While the ground engaging elements have been described as telescoping into the adjustable legs, while this is desirable, it is not essential. In certain cases, the adjustable legs may telescope into the ground engaging elements. Indeed, it is also envisaged that while it is desirable to have the ground engaging elements telescoping relative to the adjustable legs, any other mounting arrangement which permits movement of the ground engaging elements relative to the adjustable legs may be used.

While the ladders have been described as being of aluminium and having legs of hollow box sectional aluminium, the ladders may be constructed of any other suitable material and/or cross-section.

It is also envisaged that the ladder 1 may be provided with the legs pivotal intermediate their ends in a similar manner as the ladder 30 is provided with the legs pivotal intermediate their ends. It is also envisaged that the pivot axes about which the legs are pivotal intermediate their ends may be located between any pair of rungs or adjacent any rungs, for example, between the second and third rungs from the lower end of the ladder. In which case both the lowermost rung and the second rung would be of adjustable length, to accommodate outward pivoting of the lower leg portions 32. It is also envisaged that the first and second legs of the ladders may be pivotal towards the upper end thereof for facilitating splaying of the upper ends of the ladders.
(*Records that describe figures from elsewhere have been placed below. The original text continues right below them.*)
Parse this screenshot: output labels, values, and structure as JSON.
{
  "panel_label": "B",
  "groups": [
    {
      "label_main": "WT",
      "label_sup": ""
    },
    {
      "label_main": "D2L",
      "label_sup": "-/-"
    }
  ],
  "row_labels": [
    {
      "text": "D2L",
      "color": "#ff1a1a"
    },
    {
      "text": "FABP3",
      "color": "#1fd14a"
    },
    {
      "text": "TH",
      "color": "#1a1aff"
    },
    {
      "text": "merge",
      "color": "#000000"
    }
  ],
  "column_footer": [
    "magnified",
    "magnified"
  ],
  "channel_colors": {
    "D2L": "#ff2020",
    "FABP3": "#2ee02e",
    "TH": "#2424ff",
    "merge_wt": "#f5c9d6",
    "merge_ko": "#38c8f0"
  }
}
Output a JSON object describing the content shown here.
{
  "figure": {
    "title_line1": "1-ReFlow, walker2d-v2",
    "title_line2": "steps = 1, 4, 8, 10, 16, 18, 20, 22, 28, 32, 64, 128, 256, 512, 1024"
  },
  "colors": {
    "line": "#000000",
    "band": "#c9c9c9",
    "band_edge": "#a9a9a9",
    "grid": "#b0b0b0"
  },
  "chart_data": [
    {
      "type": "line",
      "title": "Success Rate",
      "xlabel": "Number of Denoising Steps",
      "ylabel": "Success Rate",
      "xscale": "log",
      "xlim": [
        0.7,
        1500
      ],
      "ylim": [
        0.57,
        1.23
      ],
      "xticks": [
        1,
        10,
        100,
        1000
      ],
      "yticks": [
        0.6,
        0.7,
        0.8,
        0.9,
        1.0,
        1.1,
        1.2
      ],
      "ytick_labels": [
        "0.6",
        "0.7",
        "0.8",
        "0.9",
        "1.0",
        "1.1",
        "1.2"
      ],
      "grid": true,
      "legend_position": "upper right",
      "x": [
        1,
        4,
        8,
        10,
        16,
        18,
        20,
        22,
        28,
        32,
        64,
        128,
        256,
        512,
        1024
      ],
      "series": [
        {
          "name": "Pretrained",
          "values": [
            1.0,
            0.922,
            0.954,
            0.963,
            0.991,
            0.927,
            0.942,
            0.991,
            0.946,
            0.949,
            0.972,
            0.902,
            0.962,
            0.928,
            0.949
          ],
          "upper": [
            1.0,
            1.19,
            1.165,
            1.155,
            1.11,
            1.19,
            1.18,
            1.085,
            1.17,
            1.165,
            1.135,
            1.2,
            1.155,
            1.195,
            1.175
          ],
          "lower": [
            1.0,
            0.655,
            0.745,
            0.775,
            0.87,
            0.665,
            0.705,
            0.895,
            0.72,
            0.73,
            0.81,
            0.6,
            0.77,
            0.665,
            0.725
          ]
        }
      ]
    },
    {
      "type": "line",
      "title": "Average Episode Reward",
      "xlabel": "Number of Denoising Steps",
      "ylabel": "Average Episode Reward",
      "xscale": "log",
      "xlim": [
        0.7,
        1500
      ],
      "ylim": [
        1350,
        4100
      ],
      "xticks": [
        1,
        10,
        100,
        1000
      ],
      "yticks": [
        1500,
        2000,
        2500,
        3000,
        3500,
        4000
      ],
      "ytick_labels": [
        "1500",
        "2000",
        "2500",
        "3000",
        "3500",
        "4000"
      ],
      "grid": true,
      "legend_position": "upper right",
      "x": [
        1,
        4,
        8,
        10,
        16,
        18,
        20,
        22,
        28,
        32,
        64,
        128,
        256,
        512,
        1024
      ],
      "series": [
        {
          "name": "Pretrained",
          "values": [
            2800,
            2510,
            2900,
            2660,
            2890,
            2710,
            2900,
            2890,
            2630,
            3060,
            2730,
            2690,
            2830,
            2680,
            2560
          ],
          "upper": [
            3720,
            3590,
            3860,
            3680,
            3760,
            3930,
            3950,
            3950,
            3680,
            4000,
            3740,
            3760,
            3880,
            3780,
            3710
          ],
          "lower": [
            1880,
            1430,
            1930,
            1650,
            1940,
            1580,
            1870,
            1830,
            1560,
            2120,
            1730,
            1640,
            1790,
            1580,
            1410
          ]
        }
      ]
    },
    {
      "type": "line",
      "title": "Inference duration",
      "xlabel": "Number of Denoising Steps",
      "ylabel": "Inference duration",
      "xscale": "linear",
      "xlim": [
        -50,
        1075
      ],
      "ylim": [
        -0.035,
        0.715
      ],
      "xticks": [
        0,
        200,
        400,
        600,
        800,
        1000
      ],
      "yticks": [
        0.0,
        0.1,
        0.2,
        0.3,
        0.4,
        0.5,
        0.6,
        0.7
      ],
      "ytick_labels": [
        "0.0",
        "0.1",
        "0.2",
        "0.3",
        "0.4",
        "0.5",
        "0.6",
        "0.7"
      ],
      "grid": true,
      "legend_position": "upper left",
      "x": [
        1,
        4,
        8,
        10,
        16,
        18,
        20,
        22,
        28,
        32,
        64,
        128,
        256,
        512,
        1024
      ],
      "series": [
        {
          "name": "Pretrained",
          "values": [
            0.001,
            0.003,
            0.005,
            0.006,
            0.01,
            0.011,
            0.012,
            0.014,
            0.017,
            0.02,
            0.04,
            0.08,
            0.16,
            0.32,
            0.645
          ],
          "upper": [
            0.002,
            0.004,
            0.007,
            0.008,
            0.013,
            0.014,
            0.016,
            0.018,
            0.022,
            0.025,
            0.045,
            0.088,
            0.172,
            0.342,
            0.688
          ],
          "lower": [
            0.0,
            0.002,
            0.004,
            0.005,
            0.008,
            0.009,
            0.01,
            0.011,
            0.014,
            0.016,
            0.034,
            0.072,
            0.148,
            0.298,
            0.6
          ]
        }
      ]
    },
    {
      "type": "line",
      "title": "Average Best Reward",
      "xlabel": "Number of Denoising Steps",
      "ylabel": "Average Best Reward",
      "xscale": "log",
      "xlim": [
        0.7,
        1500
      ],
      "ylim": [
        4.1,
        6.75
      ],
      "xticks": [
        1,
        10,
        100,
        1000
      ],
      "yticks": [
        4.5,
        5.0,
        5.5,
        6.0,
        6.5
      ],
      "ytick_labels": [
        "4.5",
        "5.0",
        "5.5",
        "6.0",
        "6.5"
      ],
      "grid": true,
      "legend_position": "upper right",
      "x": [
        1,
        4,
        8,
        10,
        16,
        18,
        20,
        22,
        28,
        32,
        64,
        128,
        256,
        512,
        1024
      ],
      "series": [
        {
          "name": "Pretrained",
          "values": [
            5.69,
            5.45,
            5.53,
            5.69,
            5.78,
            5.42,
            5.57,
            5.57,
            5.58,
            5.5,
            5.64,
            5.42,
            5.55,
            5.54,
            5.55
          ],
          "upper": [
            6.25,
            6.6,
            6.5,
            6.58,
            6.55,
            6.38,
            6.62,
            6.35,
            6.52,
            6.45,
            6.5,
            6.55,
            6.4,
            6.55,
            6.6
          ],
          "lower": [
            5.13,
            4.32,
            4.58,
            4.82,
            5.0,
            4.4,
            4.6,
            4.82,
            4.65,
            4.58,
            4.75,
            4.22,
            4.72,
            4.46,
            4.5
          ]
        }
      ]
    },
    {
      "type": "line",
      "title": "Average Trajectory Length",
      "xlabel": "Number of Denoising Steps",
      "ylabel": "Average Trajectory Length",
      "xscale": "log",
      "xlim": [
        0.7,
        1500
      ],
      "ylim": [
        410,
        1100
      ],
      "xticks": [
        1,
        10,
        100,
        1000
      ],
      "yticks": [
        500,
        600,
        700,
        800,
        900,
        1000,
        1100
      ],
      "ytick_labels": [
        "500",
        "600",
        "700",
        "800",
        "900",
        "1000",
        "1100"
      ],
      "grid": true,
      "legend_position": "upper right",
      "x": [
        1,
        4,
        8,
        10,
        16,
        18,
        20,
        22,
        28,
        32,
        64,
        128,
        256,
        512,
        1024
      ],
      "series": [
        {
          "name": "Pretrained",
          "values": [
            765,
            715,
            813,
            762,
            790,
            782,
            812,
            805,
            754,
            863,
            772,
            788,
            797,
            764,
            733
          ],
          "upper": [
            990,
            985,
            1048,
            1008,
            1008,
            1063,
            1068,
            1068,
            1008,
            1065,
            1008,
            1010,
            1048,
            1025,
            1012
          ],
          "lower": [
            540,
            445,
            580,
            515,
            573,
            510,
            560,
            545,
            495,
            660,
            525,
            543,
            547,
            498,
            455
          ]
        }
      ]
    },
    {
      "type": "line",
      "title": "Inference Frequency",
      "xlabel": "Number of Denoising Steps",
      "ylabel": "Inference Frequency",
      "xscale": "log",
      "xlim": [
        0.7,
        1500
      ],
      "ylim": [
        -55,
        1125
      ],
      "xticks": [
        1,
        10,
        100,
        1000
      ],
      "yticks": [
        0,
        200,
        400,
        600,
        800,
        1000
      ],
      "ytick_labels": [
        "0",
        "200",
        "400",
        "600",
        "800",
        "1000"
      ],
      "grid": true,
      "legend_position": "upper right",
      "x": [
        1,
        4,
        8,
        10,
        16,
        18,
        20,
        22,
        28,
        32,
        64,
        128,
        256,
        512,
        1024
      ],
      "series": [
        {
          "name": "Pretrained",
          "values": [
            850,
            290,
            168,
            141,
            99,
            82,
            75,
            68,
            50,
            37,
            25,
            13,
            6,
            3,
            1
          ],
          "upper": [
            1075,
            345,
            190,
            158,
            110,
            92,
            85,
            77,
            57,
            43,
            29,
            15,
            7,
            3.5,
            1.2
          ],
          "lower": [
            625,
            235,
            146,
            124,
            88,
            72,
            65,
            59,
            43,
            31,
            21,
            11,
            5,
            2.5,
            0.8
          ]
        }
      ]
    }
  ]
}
Such pivoting of the upper end portions of the ladder would be similar to the pivoting of the lower leg portions thereof.

While the ladders have been described as comprising one or both legs being of adjustable length, it is envisaged that the ladder 30 described with reference to Figs. 8 to 16 may be provided without the legs being of adjustable length, in which case, the ladder 30 of Figs. 8 to 16 may be provided with only one leg being pivotal intermediate its ends to be pivoted from an aligned state to one or more angled states, or the ladder 30 of Figs. 8 to 16 may be provided with both legs pivotal intermediate their ends to be pivoted between respective aligned states and one or more angled states.